L'UE pourrait infliger une amende de plus d'un milliard de dollars à X

La Commission européenne préparerait une amende record à l'encontre du réseau social en raison de ses manquements au Digital Services Act (DSA), en particulier sur la lutte contre les contenus illégaux et les fake news. La décision est attendue pour l'été.

X Twitter
X Twitter

X (ex-Twitter) est plus que jamais dans le collimateur de Bruxelles. D'après le New York Times, la Commission européenne préparerait une amende colossale envers le réseau social, qui pourrait dépasser le milliard de dollars (900 millions d'euros). Cette amende, prononcée pour violation de certaines dispositions du Digital Services Act (DSA), serait accompagnée de mesures obligatoires de modification des politiques de la plateforme.

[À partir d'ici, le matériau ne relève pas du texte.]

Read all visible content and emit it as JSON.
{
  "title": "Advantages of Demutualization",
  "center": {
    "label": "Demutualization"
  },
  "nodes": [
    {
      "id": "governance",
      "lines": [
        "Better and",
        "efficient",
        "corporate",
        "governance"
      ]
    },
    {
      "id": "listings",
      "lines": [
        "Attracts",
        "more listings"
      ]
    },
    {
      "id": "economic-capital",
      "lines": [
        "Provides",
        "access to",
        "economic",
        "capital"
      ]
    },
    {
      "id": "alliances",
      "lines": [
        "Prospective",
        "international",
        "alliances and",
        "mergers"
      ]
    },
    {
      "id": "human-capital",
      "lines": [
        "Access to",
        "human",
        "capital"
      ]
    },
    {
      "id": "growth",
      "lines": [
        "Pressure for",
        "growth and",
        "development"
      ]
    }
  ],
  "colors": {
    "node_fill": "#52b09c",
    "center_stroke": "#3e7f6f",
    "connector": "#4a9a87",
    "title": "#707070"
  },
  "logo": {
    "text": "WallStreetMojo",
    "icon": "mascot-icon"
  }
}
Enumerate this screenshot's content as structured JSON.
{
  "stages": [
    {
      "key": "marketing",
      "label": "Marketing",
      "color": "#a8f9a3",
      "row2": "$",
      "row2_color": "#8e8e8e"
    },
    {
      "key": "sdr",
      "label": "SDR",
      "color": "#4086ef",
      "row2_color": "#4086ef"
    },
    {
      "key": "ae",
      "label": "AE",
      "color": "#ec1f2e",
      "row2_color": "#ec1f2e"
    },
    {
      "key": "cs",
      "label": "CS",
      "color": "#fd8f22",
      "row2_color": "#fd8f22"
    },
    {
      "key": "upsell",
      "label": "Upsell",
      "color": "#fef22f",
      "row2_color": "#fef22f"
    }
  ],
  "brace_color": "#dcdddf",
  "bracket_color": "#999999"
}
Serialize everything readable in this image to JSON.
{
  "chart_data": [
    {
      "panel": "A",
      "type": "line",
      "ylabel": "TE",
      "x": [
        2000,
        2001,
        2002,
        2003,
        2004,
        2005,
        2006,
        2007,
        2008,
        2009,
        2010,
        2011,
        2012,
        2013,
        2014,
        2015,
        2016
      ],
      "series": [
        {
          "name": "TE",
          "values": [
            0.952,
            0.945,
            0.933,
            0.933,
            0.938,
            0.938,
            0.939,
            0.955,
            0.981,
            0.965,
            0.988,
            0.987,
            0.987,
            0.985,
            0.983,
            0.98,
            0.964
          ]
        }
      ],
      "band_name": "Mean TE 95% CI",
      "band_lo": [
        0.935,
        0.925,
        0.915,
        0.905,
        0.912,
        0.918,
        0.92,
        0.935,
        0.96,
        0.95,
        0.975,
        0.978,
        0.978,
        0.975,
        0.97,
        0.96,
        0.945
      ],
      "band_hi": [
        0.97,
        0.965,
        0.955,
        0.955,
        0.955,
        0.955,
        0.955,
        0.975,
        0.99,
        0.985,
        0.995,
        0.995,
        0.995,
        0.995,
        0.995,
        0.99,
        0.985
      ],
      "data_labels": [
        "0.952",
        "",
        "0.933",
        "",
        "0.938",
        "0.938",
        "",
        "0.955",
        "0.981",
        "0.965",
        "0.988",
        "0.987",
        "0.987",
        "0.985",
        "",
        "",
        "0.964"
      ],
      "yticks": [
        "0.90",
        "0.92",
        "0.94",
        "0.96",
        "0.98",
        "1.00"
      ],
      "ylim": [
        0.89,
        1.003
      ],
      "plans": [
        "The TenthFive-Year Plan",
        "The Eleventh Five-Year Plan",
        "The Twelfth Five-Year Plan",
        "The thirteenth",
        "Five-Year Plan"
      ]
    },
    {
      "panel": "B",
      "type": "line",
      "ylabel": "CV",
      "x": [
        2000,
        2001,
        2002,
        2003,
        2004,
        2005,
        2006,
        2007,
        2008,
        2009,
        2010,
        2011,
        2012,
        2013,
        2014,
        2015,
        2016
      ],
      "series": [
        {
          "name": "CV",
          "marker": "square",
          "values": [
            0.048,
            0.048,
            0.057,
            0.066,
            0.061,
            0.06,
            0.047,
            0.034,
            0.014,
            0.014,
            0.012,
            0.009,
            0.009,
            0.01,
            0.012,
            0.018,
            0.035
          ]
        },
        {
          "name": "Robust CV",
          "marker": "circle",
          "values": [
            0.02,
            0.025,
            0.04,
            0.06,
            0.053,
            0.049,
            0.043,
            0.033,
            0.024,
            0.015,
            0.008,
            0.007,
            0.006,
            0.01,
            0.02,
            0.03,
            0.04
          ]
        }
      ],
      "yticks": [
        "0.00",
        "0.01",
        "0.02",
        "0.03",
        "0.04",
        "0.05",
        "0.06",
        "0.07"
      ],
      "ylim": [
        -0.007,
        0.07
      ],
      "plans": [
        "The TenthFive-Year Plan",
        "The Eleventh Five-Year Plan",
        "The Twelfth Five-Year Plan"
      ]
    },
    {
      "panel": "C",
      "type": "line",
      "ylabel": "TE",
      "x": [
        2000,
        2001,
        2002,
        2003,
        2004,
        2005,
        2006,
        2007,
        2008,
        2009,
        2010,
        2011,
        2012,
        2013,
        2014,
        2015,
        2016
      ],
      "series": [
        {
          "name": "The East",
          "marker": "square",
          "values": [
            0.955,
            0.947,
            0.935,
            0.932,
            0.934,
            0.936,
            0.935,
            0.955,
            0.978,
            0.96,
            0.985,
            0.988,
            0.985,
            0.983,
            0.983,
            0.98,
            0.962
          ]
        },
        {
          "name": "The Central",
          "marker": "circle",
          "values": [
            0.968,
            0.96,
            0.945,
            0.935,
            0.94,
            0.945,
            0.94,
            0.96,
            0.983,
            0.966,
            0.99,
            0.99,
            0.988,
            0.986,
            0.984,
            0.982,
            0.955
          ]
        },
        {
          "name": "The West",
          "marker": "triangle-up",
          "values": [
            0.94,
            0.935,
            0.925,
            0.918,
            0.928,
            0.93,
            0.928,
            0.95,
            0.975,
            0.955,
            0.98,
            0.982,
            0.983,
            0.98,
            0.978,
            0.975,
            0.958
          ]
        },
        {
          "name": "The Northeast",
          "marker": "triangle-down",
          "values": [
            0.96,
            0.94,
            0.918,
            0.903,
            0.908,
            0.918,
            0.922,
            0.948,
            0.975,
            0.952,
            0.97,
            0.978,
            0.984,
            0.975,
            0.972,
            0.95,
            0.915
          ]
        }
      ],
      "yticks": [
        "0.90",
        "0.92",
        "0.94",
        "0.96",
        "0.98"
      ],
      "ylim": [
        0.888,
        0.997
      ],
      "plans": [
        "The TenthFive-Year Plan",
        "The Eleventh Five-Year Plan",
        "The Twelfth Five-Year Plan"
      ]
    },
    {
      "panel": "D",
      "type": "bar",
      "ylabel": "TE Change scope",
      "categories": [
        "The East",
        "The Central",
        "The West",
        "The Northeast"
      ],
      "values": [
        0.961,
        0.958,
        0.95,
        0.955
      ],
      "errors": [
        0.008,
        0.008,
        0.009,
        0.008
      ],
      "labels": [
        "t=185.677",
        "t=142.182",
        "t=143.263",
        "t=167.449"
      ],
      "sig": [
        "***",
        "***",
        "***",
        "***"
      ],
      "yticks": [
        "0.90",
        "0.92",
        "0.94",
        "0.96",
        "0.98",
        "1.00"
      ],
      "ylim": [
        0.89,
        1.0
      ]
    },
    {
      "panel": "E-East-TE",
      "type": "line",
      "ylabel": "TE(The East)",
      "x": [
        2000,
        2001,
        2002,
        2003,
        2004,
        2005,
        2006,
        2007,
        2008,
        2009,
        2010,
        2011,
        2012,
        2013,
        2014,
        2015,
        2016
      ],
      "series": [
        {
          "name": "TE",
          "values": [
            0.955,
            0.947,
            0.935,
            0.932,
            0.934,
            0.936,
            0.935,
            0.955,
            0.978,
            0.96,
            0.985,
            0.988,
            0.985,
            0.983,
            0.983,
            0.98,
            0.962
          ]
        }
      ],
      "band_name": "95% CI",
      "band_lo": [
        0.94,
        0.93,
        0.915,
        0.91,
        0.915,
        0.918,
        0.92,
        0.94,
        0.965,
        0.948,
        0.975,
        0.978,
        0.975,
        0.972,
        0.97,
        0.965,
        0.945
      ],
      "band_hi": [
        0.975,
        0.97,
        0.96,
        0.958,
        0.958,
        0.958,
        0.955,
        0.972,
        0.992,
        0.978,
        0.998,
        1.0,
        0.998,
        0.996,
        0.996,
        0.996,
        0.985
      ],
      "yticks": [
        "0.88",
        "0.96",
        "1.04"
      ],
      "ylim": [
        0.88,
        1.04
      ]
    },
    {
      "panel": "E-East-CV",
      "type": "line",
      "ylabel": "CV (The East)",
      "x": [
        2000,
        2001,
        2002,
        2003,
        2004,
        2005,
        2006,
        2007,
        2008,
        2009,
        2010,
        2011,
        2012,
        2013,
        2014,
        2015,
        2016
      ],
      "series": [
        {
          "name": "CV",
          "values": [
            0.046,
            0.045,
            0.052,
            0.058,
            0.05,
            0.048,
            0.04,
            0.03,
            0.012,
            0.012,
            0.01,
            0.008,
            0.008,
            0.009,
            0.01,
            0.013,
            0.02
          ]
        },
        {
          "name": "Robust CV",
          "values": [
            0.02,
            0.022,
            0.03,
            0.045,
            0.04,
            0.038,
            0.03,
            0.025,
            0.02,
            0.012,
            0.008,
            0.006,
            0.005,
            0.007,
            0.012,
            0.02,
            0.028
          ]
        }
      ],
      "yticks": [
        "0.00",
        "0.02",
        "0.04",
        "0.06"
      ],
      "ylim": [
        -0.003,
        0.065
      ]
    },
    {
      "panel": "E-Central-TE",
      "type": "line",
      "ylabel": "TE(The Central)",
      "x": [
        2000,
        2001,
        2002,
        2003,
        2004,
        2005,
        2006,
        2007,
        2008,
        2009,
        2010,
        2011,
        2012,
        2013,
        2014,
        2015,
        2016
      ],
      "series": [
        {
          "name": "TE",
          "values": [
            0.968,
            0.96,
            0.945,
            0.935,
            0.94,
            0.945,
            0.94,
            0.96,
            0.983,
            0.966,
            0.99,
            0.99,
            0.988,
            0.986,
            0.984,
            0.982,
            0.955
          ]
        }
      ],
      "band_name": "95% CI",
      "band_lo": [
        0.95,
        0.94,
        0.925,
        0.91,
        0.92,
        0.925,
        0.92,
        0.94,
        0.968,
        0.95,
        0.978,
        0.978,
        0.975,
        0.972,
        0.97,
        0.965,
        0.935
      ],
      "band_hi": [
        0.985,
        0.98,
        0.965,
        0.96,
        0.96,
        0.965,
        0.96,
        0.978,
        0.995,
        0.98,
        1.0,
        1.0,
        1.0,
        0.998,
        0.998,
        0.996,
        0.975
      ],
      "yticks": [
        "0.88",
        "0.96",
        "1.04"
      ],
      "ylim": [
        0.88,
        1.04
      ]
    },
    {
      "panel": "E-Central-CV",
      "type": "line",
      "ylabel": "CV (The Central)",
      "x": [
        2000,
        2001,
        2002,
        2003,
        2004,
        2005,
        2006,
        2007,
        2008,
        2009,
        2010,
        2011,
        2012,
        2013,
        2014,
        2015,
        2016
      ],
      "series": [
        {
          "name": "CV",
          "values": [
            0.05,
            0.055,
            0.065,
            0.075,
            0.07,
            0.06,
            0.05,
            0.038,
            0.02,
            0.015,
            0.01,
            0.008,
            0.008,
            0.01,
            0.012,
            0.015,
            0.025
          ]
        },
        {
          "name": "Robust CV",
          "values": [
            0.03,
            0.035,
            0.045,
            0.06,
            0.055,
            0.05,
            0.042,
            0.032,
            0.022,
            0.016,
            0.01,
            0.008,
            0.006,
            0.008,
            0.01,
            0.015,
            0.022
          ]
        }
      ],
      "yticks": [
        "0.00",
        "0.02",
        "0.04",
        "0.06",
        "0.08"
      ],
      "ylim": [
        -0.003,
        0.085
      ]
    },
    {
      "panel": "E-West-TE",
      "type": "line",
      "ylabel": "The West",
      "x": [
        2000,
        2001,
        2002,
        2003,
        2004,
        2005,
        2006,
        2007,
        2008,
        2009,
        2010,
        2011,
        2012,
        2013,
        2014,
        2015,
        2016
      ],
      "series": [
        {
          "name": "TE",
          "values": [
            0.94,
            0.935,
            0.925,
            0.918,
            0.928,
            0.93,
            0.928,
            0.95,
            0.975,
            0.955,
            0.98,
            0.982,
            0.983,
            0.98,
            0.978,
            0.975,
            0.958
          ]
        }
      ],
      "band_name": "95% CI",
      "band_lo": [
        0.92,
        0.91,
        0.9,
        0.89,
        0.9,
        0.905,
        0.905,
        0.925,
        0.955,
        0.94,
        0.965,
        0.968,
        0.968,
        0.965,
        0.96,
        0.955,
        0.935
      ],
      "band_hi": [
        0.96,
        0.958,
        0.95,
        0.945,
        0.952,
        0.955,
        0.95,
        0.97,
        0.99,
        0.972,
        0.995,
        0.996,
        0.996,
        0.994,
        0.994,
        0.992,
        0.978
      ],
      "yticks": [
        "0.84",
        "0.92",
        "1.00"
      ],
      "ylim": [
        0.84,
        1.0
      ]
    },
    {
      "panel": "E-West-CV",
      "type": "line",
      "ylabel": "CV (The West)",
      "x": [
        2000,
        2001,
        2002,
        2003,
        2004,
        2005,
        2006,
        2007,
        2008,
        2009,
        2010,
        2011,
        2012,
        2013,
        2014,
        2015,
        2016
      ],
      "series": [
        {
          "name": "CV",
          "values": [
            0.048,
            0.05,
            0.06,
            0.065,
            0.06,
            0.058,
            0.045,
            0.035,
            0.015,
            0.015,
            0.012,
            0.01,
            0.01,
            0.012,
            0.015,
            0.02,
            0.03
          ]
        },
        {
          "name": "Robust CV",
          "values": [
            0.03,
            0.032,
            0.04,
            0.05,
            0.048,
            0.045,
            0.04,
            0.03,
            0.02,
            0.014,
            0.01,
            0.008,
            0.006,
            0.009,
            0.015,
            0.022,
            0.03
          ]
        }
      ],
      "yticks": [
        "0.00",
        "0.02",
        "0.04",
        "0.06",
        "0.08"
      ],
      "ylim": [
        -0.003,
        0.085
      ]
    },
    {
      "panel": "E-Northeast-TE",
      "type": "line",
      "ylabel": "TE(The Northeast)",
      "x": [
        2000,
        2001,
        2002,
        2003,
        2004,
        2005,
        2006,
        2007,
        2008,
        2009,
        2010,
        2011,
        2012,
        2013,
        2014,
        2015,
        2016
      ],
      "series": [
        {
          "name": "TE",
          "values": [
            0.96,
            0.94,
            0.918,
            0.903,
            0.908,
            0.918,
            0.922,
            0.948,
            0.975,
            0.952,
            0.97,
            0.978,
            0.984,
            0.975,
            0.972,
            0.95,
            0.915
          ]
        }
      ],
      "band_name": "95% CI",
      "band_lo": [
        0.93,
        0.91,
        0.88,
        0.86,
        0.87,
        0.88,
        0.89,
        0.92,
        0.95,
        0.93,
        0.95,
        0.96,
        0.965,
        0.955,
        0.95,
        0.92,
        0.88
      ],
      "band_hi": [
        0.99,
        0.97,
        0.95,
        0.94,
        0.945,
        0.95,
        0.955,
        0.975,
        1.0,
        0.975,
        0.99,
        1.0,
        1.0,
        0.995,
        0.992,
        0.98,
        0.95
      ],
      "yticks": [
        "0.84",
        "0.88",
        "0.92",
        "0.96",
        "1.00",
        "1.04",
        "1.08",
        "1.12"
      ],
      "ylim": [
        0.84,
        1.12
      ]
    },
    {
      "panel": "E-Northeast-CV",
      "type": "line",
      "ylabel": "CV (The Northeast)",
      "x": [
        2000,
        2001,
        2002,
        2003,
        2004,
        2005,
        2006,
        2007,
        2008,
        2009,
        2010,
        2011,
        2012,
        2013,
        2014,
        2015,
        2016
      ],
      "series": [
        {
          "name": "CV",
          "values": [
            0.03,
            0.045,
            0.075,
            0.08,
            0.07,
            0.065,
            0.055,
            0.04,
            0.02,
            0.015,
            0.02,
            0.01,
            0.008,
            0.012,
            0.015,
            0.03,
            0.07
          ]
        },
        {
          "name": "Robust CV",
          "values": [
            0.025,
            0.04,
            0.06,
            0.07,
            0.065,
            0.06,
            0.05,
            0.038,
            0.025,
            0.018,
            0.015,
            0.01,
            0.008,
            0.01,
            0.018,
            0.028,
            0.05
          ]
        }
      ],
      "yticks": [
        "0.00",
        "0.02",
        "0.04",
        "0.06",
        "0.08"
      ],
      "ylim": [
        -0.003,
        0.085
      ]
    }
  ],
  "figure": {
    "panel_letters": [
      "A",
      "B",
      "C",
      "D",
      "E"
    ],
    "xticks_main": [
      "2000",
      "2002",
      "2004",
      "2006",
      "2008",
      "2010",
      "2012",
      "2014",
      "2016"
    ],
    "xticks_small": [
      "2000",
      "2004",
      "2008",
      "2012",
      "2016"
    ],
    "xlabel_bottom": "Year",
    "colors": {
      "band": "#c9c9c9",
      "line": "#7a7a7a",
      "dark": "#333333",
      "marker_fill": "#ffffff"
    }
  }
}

Deux enquêtes ouvertes par la Commission européenne

Le réseau social est accusé de ne pas assez lutter contre les contenus illégaux et la désinformation. La Commission européenne avait ouvert une première enquête fin 2023 pour violation du DSA, alors entré en vigueur quelques mois plus tôt. Elle avait rendu un avis préliminaire l'été dernier, expliquant que X enfreignait le règlement européen sur plusieurs points, notamment sur son système de certification, induisant les utilisateurs en erreur, sur ses exigences de transparence et sur le partage de données avec des chercheurs externes.

Les enquêteurs européens reprochent également à X d'avoir manipulé ses algorithmes pour favoriser des discours d'extrême droite – provenant en particulier de son patron, Elon Musk. Le milliardaire ne cache plus son soutien aux partis nationalistes des pays du Vieux Continent, notamment à l'approche d'élections cruciales. L'UE accuse aussi le réseau social de mener une politique non interventionniste sur la modération des contenus, qui ferait de la plateforme une plaque tournante pour les contenus illégaux, anti-démocratiques et de désinformation.

X dénonce une “atteinte à la liberté d'expression”

X a de son côté réagi selon sa rengaine habituelle, en dénonçant sur le réseau social un “acte de censure sans précédent” et “une atteinte à la liberté d'expression”. La plateforme assure avoir “fait tout son possible pour se conformer au DSA”, ajoutant qu'elle allait avoir recours à “toutes les options à [sa] disposition pour défendre [son] entreprise”. La décision est attendue dans le courant de l'été.